Here is a look at the decoder zoom-in. Each box is an operator. At the same time, usually you are running multiple of operator, and you keep data on chip for reuse.
Here is SambaNova’s guess on how operators are fused on GPUs. They noted this may not be accurate.
In the RDU, the entire decoder is one kernel call. The compiler is what does this mapping.
This slide is just a “cool picture” of the decoder mapping.
Returning to the transformer’s structure, here are the different functions for decoders. Something that you can see is that each function call has launch overheads.
Instead of 32 calls, it is written as one call.
Translating that, it means that less of the call overhead is being done since there is one call instead of multiple calls. As a result, you increase the time the chip is doing useful work on the data.

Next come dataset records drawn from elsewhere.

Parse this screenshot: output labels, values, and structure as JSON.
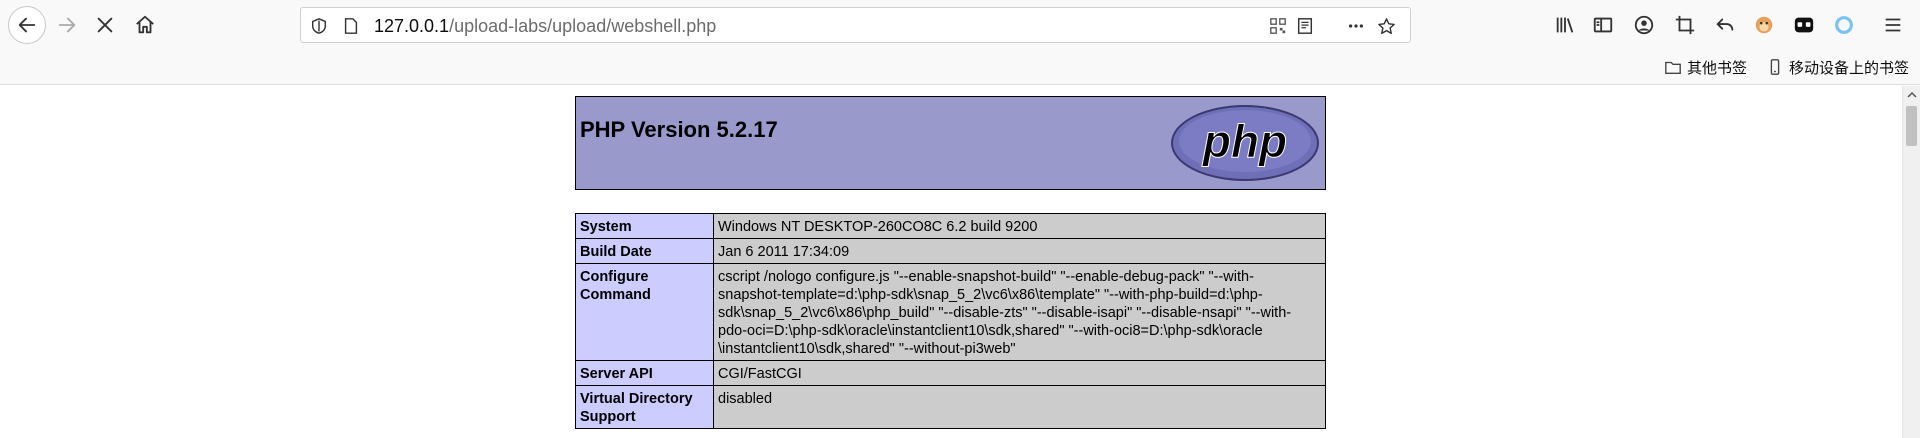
{
  "browser": {
    "url_host": "127.0.0.1",
    "url_path": "/upload-labs/upload/webshell.php",
    "bookmarks": [
      {
        "label": "其他书签",
        "icon": "folder-icon"
      },
      {
        "label": "移动设备上的书签",
        "icon": "mobile-device-icon"
      }
    ]
  },
  "php": {
    "version_title": "PHP Version 5.2.17",
    "logo_text": "php",
    "rows": [
      {
        "key": "System",
        "value": "Windows NT DESKTOP-260CO8C 6.2 build 9200"
      },
      {
        "key": "Build Date",
        "value": "Jan 6 2011 17:34:09"
      },
      {
        "key_lines": [
          "Configure",
          "Command"
        ],
        "value_lines": [
          "cscript /nologo configure.js \"--enable-snapshot-build\" \"--enable-debug-pack\" \"--with-",
          "snapshot-template=d:\\php-sdk\\snap_5_2\\vc6\\x86\\template\" \"--with-php-build=d:\\php-",
          "sdk\\snap_5_2\\vc6\\x86\\php_build\" \"--disable-zts\" \"--disable-isapi\" \"--disable-nsapi\" \"--with-",
          "pdo-oci=D:\\php-sdk\\oracle\\instantclient10\\sdk,shared\" \"--with-oci8=D:\\php-sdk\\oracle",
          "\\instantclient10\\sdk,shared\" \"--without-pi3web\""
        ]
      },
      {
        "key": "Server API",
        "value": "CGI/FastCGI"
      },
      {
        "key_lines": [
          "Virtual Directory",
          "Support"
        ],
        "value": "disabled"
      }
    ]
  },
  "colors": {
    "php_header": "#9999cc",
    "key_cell": "#ccccff",
    "value_cell": "#cccccc"
  }
}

Here is SambaNova’s performance on llama3.1. There is a QR code here. It is SambaNova’s. We suggest not using it since… well who knows.
Here is scaling versus batch size with another QR code. The same warning applies. As you increase batch size, you ideally get scaling aligned with the batch size. SambaNova gets close.
As a result, SambaNova says it has a compelling inference product. The DDR is being used for mixture of expert model checkpoints. The DDR onboard means that SambaNova does not need to go to a host CPU to get that data. Alternatively, you would need more GPUs to hold all of these checkpoints for the expert models. That DDR helps a lot on the model switching side.
Here is the slide on training.
It looks like we are running a bit late so this is ending quickly.
Final Words
Overall, this is cool stuff. It is cool to see the company’s accelerator. I will update this piece if I get another close-up photo of the chip at a break.